John Bel Edwards isn’t a fan, and that could well mean SB 173 gets killed on the Senate floor if it does survive the Senate Health & Welfare Committee. Here’s what Edwards said after Landry came out for SB 173…

It’s ironic that the Attorney General wants to try and take credit for fixing a problem that he himself caused by involving the state in a lawsuit that eliminates protections for people with pre-existing conditions, without having a plan in place or consulting with anyone before doing so. Let’s be clear: Jeff Landry endangered the health coverage of almost 850,000 people in Louisiana with pre-existing conditions because he was more concerned with politics than with real people.

Get past the peculiar nature of Edwards trashing Landry for upholding the Constitution, and you start to realize how tough that statement might be to defend. Edwards is backing another bill, HB 237 by Rep. Chad Brown (D-Plaquemine), which goes about protecting pre-existing conditions by kicking health insurers out of the state’s market if they deny anybody coverage as a result of a pre-existing condition. Essentially making Louisiana a guaranteed-issue market will make health insurance in the Bayou State every bit as unaffordable as car insurance. That’s why HB 237 is all but certainly dead in the House Insurance Committee tomorrow afternoon – the hearing on HB 237 was deliberately set to follow the Senate hearing on SB 173, so that if Mills’ bill gets out of committee Brown’s bill is surely headed for a violent death.

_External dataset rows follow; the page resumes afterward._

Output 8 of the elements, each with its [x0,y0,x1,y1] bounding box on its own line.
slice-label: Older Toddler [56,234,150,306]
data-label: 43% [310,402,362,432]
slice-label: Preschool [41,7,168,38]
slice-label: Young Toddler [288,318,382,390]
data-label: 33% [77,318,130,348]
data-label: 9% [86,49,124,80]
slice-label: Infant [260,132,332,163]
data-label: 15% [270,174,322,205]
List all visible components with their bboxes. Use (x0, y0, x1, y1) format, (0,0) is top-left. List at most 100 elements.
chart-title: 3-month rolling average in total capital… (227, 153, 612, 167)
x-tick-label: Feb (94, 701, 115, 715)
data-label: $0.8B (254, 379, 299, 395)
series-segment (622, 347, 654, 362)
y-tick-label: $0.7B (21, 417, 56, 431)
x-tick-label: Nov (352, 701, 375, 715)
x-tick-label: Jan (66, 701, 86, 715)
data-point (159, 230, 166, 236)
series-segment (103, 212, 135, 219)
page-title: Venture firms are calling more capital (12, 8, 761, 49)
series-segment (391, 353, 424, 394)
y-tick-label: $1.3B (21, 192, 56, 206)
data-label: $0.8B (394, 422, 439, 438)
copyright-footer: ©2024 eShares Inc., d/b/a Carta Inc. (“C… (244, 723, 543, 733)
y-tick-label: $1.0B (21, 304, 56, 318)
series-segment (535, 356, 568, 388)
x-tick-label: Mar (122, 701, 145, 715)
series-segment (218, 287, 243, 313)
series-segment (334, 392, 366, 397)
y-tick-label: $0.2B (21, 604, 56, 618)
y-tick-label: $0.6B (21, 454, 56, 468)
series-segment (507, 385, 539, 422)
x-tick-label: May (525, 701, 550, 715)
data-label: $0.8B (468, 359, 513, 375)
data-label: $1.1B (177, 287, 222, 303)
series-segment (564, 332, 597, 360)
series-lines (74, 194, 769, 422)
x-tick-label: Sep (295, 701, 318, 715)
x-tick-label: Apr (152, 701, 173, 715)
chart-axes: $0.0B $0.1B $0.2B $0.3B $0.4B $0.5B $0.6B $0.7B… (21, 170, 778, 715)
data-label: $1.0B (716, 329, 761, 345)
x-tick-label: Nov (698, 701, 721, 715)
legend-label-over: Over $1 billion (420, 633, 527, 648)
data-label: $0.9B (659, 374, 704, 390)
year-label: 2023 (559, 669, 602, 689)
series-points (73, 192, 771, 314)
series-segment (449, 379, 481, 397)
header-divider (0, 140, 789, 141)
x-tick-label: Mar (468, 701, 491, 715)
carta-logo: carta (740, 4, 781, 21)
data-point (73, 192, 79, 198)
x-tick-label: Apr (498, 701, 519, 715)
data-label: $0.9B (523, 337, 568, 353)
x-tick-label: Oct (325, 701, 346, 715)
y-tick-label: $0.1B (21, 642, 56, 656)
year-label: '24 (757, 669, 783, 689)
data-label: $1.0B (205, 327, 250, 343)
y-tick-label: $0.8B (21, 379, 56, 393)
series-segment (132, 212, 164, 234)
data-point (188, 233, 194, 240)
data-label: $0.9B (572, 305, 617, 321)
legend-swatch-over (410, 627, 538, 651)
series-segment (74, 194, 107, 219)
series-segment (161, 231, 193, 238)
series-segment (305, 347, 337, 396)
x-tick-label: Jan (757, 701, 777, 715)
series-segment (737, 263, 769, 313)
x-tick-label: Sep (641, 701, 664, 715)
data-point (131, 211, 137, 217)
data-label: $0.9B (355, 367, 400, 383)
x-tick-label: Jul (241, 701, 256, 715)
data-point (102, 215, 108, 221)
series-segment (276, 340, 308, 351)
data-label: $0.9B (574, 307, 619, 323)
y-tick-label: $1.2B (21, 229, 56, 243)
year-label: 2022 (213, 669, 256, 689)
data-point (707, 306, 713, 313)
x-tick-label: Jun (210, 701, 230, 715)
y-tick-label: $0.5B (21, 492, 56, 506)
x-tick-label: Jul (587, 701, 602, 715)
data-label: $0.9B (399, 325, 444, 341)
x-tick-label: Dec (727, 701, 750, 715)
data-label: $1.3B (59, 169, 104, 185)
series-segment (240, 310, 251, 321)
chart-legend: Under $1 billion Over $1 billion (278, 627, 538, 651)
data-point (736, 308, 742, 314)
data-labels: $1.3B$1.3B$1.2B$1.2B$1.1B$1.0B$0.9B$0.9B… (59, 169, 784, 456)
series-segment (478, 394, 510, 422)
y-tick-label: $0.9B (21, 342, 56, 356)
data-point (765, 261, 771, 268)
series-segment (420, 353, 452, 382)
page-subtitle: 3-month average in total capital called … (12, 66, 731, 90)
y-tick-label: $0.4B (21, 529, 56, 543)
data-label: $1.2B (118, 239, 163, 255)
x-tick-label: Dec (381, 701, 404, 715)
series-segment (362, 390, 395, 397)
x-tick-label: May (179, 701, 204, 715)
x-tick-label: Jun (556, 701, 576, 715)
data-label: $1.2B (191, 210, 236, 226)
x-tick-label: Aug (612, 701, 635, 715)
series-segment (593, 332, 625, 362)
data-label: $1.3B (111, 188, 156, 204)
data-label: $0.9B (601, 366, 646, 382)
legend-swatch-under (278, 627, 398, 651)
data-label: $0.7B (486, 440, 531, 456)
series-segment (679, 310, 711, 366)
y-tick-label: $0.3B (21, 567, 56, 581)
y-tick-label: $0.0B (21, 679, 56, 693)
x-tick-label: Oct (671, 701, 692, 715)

If things go the way Landry, Mills, Talbot and Barras are planning, Louisiana will have something in place to protect people with pre-existing conditions without soaking the rest of the health insurance market in the state in the event Obamacare gets blown away in court. That something will go to John Bel Edwards’ desk.

And at that point, his rhetoric attacking Landry – and that of his lickspittles in the state’s media – would go by the boards. He’d either have to sign the bill and give Landry a major legislative victory to go with the potential credit for assisting in slaying Obamacare once and for all, or he’d veto it and be directly responsible for leaving those with pre-existing conditions open to losing their health insurance without a safety net.

At some point, your political rhetoric melts away and you have to govern. Edwards is approaching that point on this issue. The question is whether Claitor and Chabert – and the other supposed Republicans in the Senate – have the sand to force him into that position.